The pressure is no doubt on Nutanix to grow its business and get closer to profitability at the same time. It is just shy of a $500 million annualized run rate and adding just under 500 new customers a quarter. Double that up again and Nutanix could become profitable. A lot depends on if Dell will continue to sell Nutanix software on its cloud PowerEdge-C variants and if Nutanix can convince HPE, the volume leader, to back its stack over VMware’s or Microsoft’s. Nutanix will be very fortunate if it can get Dell to continue to sell its stack and for HPE to start. If not, Nutanix may just have to focus on supporting an open version of its software that can run on any commodity X86 hardware and stop trying to directly get the major server makers to endorse it. It needs to make it an affordable software product that end users can pull into their datacenters, like Linux was a decade and a half ago, and less of a push from channel partners. It needs hundreds of thousands of customers, like VMware has. It can’t get there with partners who push competitive products, but it can get there with users who certify to specific hardware and can buy the software directly and at an affordable price.

The one thing that Nutanix needs to do is elaborate more clearly about how it intends to weave containers into its Acropolis platform.
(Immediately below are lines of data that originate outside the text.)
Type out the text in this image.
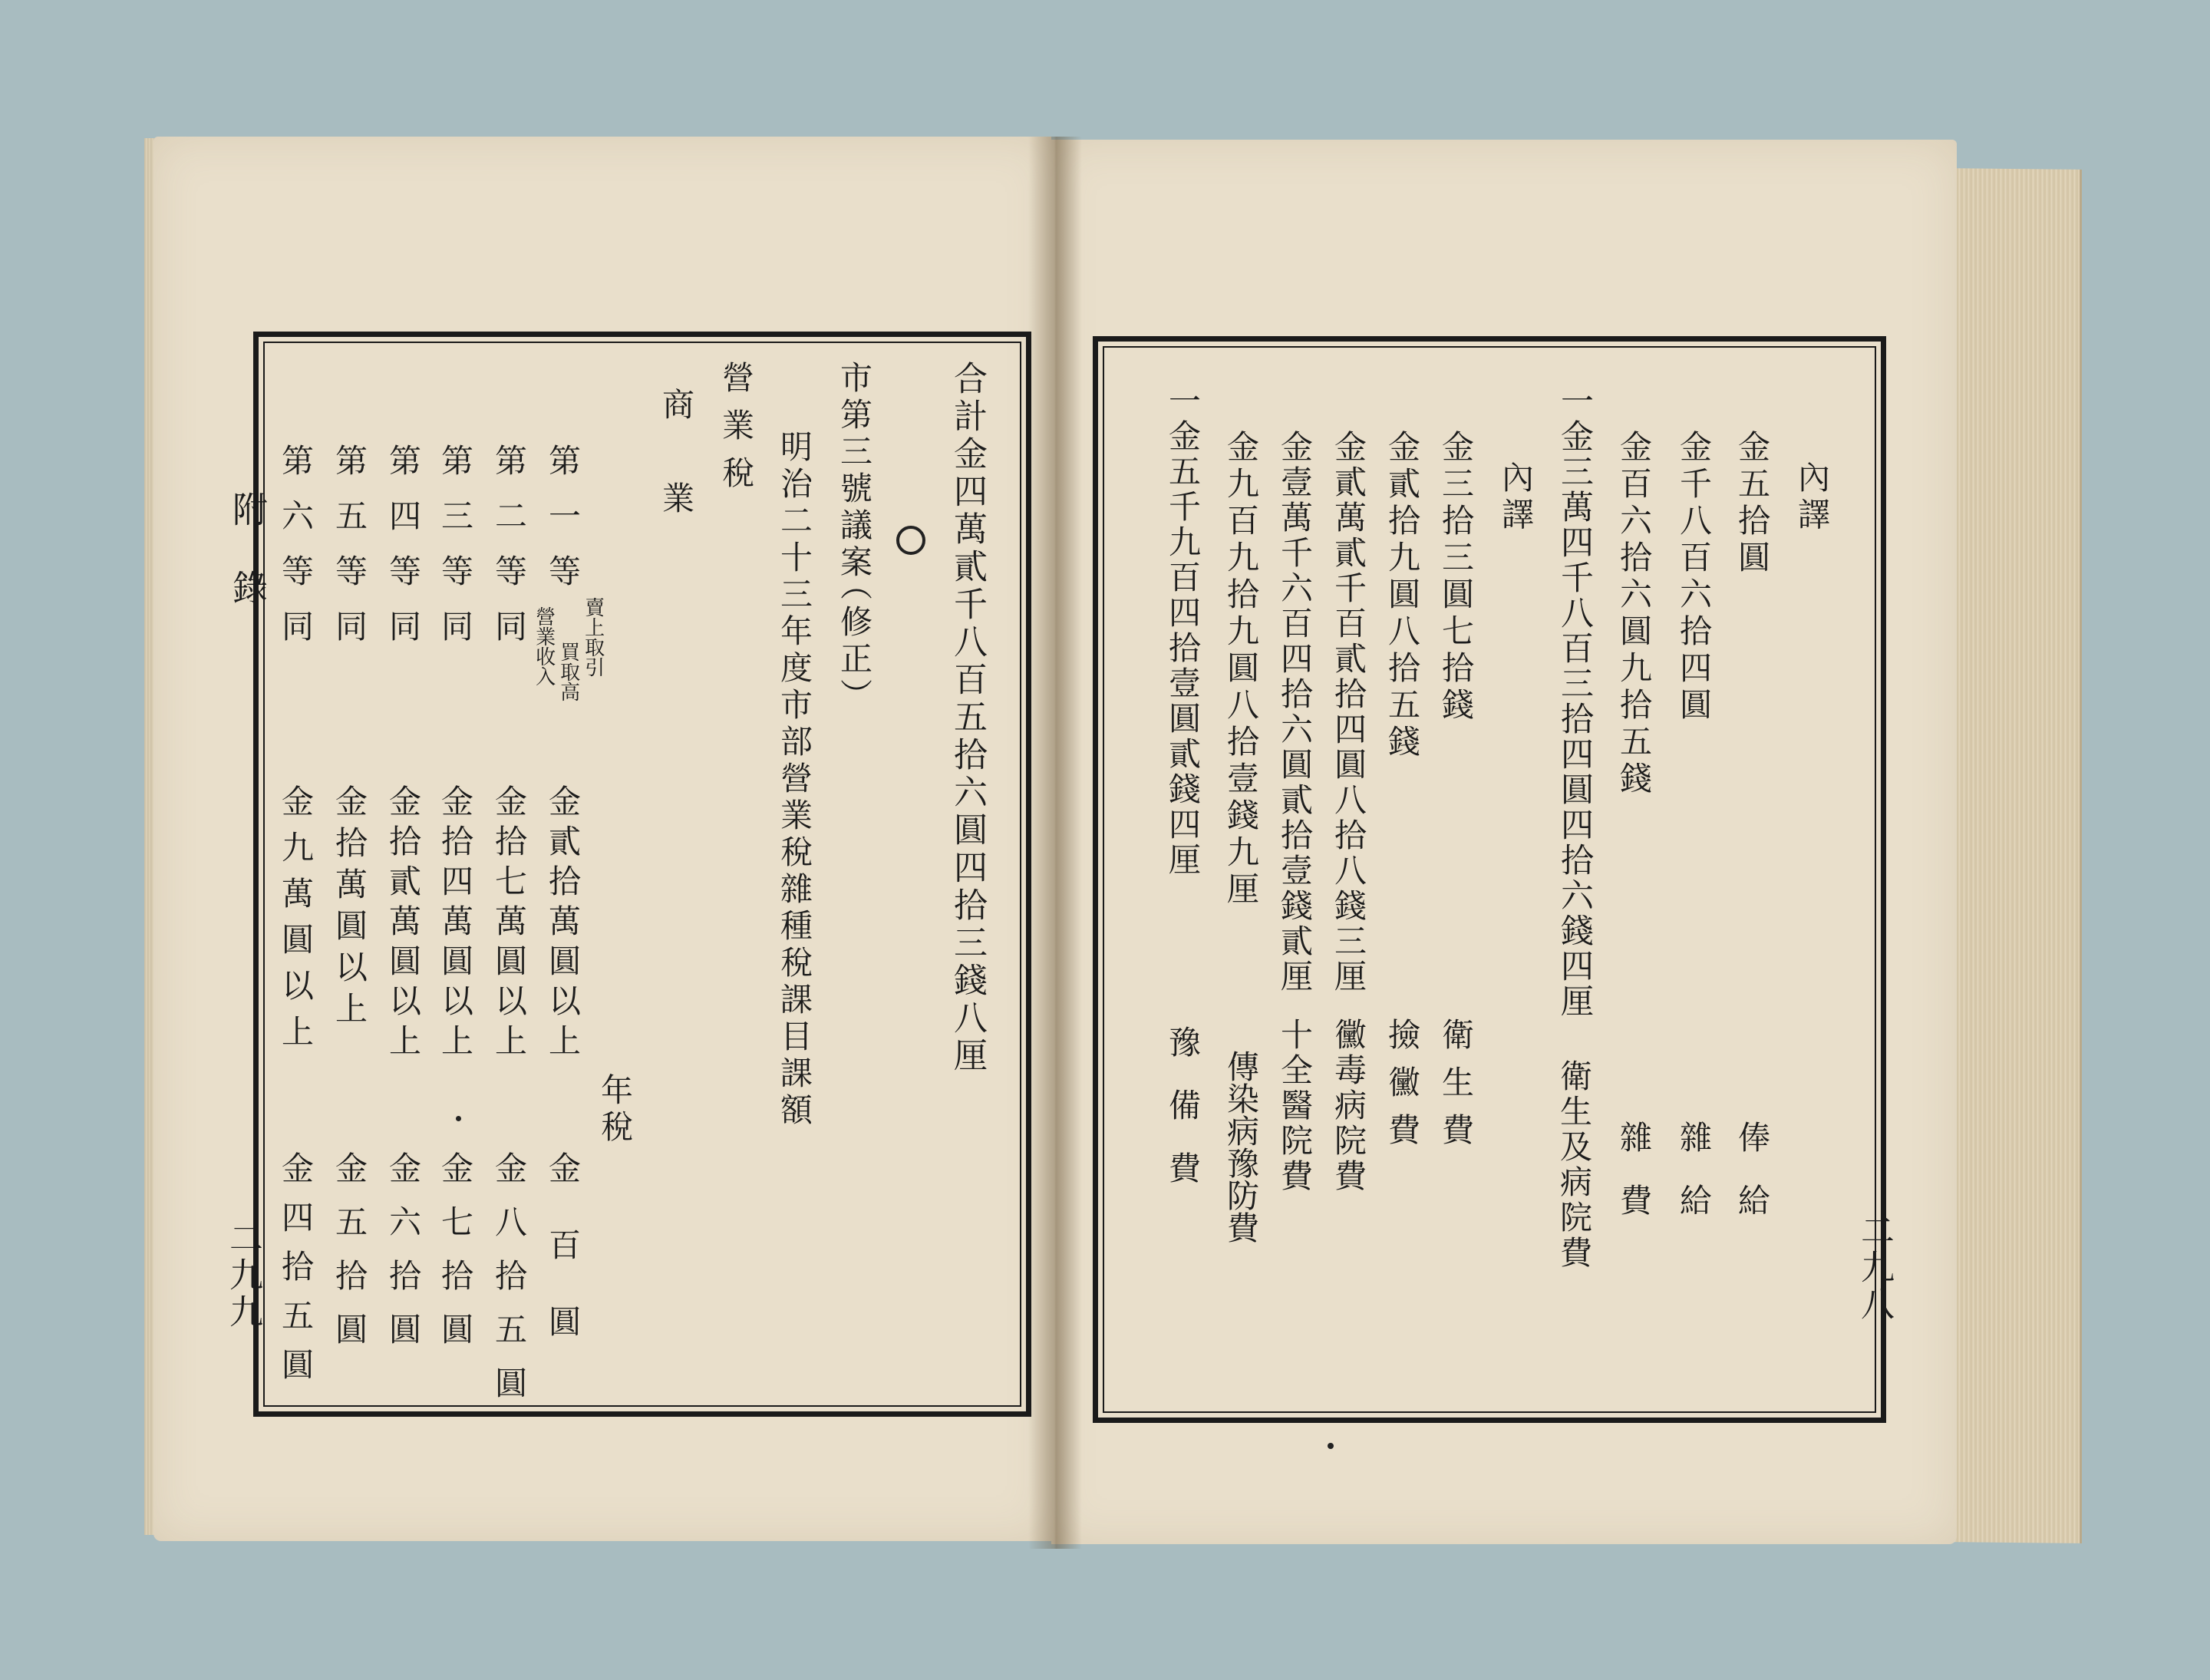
附錄
二九九
合計金四萬貳千八百五拾六圓四拾三錢八厘
市第三號議案
（修正）
明治二十三年度市部營業稅雜種稅課目課額
營業稅
商業
年稅
第一等
賣上取引
營業收入 買取高
金貳拾萬圓以上
金百圓
第二等同
金拾七萬圓以上
金八拾五圓
第三等同
金拾四萬圓以上
金七拾圓
第四等同
金拾貳萬圓以上
金六拾圓
第五等同
金拾萬圓以上
金五拾圓
第六等同
金九萬圓以上
金四拾五圓	二九八
內譯
金五拾圓
俸給
金千八百六拾四圓
雜給
金百六拾六圓九拾五錢
雜費
一金三萬四千八百三拾四圓四拾六錢四厘
衛生及病院費
內譯
金三拾三圓七拾錢
衛生費
金貳拾九圓八拾五錢
撿黴費
金貳萬貳千百貳拾四圓八拾八錢三厘
黴毒病院費
金壹萬千六百四拾六圓貳拾壹錢貳厘
十全醫院費
金九百九拾九圓八拾壹錢九厘
傳染病豫防費
一金五千九百四拾壹圓貳錢四厘
豫備費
It is not enough to say that people can run containers on Nutanix. It is going to have to choose the method, and actually weave it in, not simply say that customers can run the CoreOS Tectonic container platform atop Acropolis or that there is a Docker plug-in for Acropolis. The secret to the success to Nutanix is that it makes complex clusters with virtualized compute and SAN-style storage look easier than they are. It needs to do the same for clusters, and then hide the complexity away from users. This is what VMware, Microsoft, and Red Hat are both doing with their respective container efforts.